Risques Psycho-Sociaux : vous avez dit « Bore Out » ? (I)

On connait depuis longtemps hélas les souffrances de l’absence de travail. Celles de l’angoisse du lendemain, de la hante d’être assisté, des affres aussi du lent glissement vers la désocialisation. On sait les regards qui en disent long sur son inactivité sociale, le conjoint qui peut-être se lève lui tous les jours pour aller travailler alors qu’on s’efforce de se lever avec lui pour ne pas perdre le contact, les enfants qui travaillent à leur manière en allant à l’école, sachant leur père ou leur mère à la maison et désœuvré. On connait le désespoir de la succession des réponses négatives aux demandes d’emploi, et pire celle des absences de réponses. Et  au bout la perte lente de l’estime de soi, les risques permanents de la renonciation, de l’isolement, des compensations morbides comme les addictions, ou de la dépression sous ses formes diverses.

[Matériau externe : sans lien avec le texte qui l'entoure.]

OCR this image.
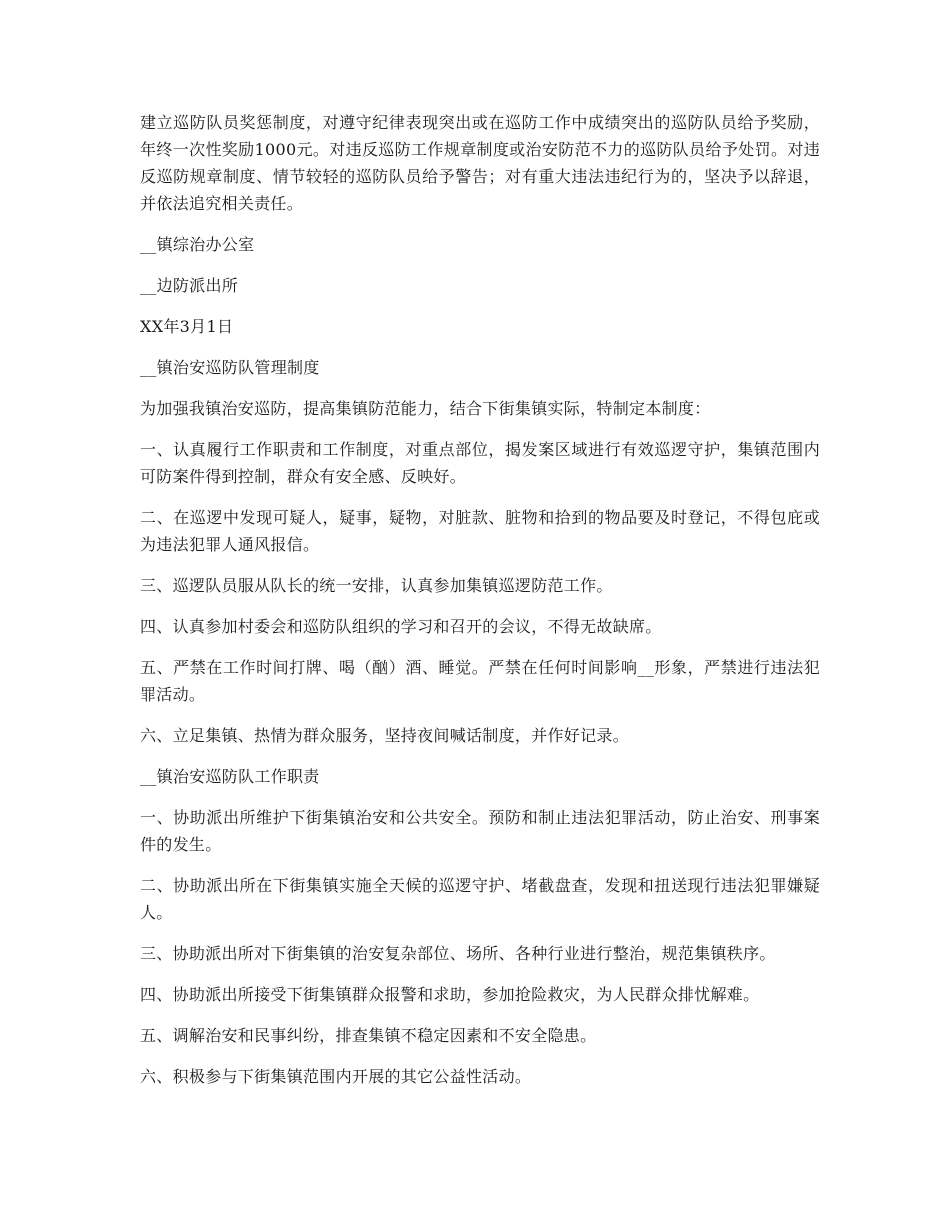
建立巡防队员奖惩制度，对遵守纪律表现突出或在巡防工作中成绩突出的巡防队员给予奖励，年终一次性奖励1000元。对违反巡防工作规章制度或治安防范不力的巡防队员给予处罚。对违反巡防规章制度、情节较轻的巡防队员给予警告；对有重大违法违纪行为的，坚决予以辞退，并依法追究相关责任。

__镇综治办公室

__边防派出所

XX年3月1日

__镇治安巡防队管理制度

为加强我镇治安巡防，提高集镇防范能力，结合下街集镇实际，特制定本制度：

一、认真履行工作职责和工作制度，对重点部位，揭发案区域进行有效巡逻守护，集镇范围内可防案件得到控制，群众有安全感、反映好。

二、在巡逻中发现可疑人，疑事，疑物，对脏款、脏物和拾到的物品要及时登记，不得包庇或为违法犯罪人通风报信。

三、巡逻队员服从队长的统一安排，认真参加集镇巡逻防范工作。

四、认真参加村委会和巡防队组织的学习和召开的会议，不得无故缺席。

五、严禁在工作时间打牌、喝（酗）酒、睡觉。严禁在任何时间影响__形象，严禁进行违法犯罪活动。

六、立足集镇、热情为群众服务，坚持夜间喊话制度，并作好记录。

__镇治安巡防队工作职责

一、协助派出所维护下街集镇治安和公共安全。预防和制止违法犯罪活动，防止治安、刑事案件的发生。

二、协助派出所在下街集镇实施全天候的巡逻守护、堵截盘查，发现和扭送现行违法犯罪嫌疑人。

三、协助派出所对下街集镇的治安复杂部位、场所、各种行业进行整治，规范集镇秩序。

四、协助派出所接受下街集镇群众报警和求助，参加抢险救灾，为人民群众排忧解难。

五、调解治安和民事纠纷，排查集镇不稳定因素和不安全隐患。

六、积极参与下街集镇范围内开展的其它公益性活动。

On connait aussi les souffrances du « surtravail ». Celles du quotidien des charges excessives, mentales ou nerveuses, des exigences de cadence ou de délai impossibles à tenir, de l’appel continu à toujours « prendre sur soi ». Celles des conditions de travail insupportables, d’un environnement de travail dégradant ou tendu en permanence, des ordres contradictoires, de collègues qui vous harcèlent, de l’absence permanente de reconnaissance, du manque d’initiative comme de perspectives d’évolution, de l’angoisse de la fin de contrat. Et au bout la perte de ressources et d’énergie, la dégradation de la santé physique et/ou psychique, le risque de l’incapacité de travail, et celui de la maladie qui même qualifiée de « professionnelle » reste la maladie. On connaissait moins la souffrance du travail absurde. De l’étymologie ab- sans, et surdus-sourd (=sourd au sens commun, qui a donné aussi « sordide » ou « abasourdi »). Le travail qui ne se réfère pas au sens commun habituel  créé aussi ses ravages, le plus souvent à bas bruit. Ce que les américains ont appelé le « bore out » (syndrome de l’ennui, à ne pas confondre avec la notion voisine de « brown-out » qui qualifie la situation du travailleur qui « ne se retrouve plus » dans le travail qu’il accomplit) affecte le travailleur en possession de ses moyens, embauché régulièrement, mais qui se voit privé d’un travail cohérent, « mis au placard de son activité normale » en quelque sorte. On trouve ici un travail réduit en volume (par exemple lorsqu’une journée de travail se résume à 1/2h d’activité réelle) et/ou en nature (par exemple lorsqu’un fonctionnaire de collectivité se retrouve à véhiculer les enfants du secrétaire général ou réparer la cafetière de l’élu). La situation est parfois aggravée par un environnement qui ne retient de cette vacance d’activité que le bénéfice apparent de l’oisiveté. En profondeur, la déprivation du travail affecte la personne qui se retrouve privée d’une chose bien plus grave : sa propre stabilité psychologique, à laquelle participe le travail. Et au bout le risque de la dégradation de l’image de soi, de la disqualification construite par le travail empêché, de l’évitement de la situation par l’acte manqué, de la fuite par la somatisation, de la lente descente dépressive.